On the liability side, there are a number of strategies a business owner can utilize to improve his working capital situation. Maximizing use of your accounts payable may help a business manage cash flow with little cost. The easiest way is to delay paying your suppliers until the latest possible date. Many businesses are invoiced on a net 30 basis, meaning payment is due within 30 days. Waiting to make the payment until the latest possible time, the 30th day in this example, conserves cash in the bank and improves a company’s working capital position. If you are able to make an early payment, be sure to ask your suppliers for a discount, as one will often be made available to you. Paying this lower amount keeps cash in your business and available for other purposes. Finally, if your business is in a working cash crunch, you may be able to delay payments to your suppliers past their preferred payment date. If you are a good customer for your suppliers, they often will not charge you a fee for the service.
Finally, it is important to note that cash is king in the working capital world. Maintaining a healthy cash balance in the bank allows companies to expand as they see fit, as well as meet unforeseen obligations as they arise. For some firms, taking on additional funding sources for working capital might be advised. This can be done through a number of different financing vehicles such as a Small Business Administration (SBA) or bank loans, or reaching out to an alternative lending institution.
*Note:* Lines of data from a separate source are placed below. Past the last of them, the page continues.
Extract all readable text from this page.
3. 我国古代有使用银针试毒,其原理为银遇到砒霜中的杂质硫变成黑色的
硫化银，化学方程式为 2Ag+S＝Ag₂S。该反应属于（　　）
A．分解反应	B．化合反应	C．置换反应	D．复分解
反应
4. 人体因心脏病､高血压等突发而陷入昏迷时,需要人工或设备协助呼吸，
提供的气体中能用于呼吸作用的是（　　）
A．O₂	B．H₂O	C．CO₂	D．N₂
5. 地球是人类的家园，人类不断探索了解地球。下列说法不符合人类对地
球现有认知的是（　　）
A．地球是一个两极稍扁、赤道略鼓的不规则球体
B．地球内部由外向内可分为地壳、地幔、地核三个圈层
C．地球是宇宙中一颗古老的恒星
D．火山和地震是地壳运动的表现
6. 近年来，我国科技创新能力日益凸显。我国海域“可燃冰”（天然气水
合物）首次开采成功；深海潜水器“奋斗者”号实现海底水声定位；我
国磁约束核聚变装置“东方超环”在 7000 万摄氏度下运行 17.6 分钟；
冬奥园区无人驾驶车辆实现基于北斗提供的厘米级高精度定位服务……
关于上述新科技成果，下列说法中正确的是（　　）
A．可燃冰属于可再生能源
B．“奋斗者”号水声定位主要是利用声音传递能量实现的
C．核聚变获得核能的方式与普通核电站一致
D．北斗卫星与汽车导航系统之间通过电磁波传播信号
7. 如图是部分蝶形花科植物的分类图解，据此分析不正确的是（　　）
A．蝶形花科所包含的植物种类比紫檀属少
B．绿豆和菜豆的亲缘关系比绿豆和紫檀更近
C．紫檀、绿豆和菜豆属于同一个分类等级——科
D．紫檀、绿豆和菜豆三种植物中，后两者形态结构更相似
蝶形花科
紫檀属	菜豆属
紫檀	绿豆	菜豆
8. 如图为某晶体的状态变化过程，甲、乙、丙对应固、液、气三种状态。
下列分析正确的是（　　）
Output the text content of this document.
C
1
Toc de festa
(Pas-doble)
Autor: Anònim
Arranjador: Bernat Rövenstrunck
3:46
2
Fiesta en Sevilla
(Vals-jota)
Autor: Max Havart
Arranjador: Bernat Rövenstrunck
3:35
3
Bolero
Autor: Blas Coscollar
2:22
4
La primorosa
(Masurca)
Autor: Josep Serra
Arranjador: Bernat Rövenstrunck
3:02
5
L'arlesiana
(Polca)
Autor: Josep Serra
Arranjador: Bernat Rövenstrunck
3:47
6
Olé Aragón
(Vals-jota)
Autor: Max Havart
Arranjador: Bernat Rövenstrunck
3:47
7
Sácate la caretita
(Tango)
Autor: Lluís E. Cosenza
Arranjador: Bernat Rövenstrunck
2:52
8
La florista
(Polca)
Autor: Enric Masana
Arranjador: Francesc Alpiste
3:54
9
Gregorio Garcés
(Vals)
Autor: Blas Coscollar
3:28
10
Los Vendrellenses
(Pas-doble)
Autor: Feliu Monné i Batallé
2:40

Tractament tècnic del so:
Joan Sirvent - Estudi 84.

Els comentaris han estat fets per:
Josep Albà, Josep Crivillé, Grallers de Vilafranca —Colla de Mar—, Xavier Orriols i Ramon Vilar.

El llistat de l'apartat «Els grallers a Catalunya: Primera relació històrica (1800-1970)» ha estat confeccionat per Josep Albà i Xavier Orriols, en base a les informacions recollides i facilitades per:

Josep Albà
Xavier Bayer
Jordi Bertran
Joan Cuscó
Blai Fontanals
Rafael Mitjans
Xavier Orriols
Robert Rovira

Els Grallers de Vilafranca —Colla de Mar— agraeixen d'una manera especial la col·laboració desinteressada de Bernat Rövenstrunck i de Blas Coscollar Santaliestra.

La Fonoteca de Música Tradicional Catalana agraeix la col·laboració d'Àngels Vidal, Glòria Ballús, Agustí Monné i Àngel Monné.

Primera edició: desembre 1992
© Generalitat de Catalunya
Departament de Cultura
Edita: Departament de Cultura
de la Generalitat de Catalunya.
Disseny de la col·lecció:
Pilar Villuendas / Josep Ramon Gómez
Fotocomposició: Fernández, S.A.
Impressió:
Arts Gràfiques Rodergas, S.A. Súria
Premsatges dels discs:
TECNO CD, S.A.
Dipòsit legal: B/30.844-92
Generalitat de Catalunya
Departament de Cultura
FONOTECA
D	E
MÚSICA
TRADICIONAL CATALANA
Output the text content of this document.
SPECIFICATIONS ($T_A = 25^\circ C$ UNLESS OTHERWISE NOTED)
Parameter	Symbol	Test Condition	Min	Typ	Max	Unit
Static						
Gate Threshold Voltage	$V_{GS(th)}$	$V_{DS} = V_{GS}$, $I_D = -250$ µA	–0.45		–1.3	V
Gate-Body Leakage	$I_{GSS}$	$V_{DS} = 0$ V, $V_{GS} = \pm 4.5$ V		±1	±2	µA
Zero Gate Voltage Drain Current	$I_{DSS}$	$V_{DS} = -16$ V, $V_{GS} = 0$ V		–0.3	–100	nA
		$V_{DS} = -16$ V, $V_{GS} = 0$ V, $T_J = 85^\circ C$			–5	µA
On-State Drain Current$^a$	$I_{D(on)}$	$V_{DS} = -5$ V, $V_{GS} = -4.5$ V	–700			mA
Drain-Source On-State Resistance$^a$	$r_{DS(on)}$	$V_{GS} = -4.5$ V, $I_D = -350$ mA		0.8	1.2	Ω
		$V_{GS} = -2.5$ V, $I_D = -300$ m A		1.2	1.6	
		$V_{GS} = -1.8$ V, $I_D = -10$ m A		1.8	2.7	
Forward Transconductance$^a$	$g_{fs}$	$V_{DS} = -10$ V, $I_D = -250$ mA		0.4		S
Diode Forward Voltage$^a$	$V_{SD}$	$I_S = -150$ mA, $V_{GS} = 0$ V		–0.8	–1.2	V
SBA and bank loans have the benefit of being the lowest cost of capital, but both have stringent requirements on borrowers and can take a number of months to complete. Alternative small business lenders can often provide funding to businesses within a few days and can work with a large range of clients, but the cost is often higher for these facilities. An informed business owner must assess all options before taking on additional liabilities and weigh the pros and cons of SBA or bank financing and alternative lenders.
In summary, a health care small business must keep its finances in line if it expects to achieve profitability, and that starts with managing day-to-day working capital needs. You will have to work hard to improve payments from your commercial and government payers, as well as your patients. You will also want to manage your inventory and supplies aggressively and work with your suppliers to optimize your payment terms. Borrowing funds to have additional cash on hand can be a further way to make sure your business does not experience interruption when circumstances occur beyond your control. Working capital concerns can sink a business, but through diligent management of each of the channels discussed, you can achieve the desired results for your business.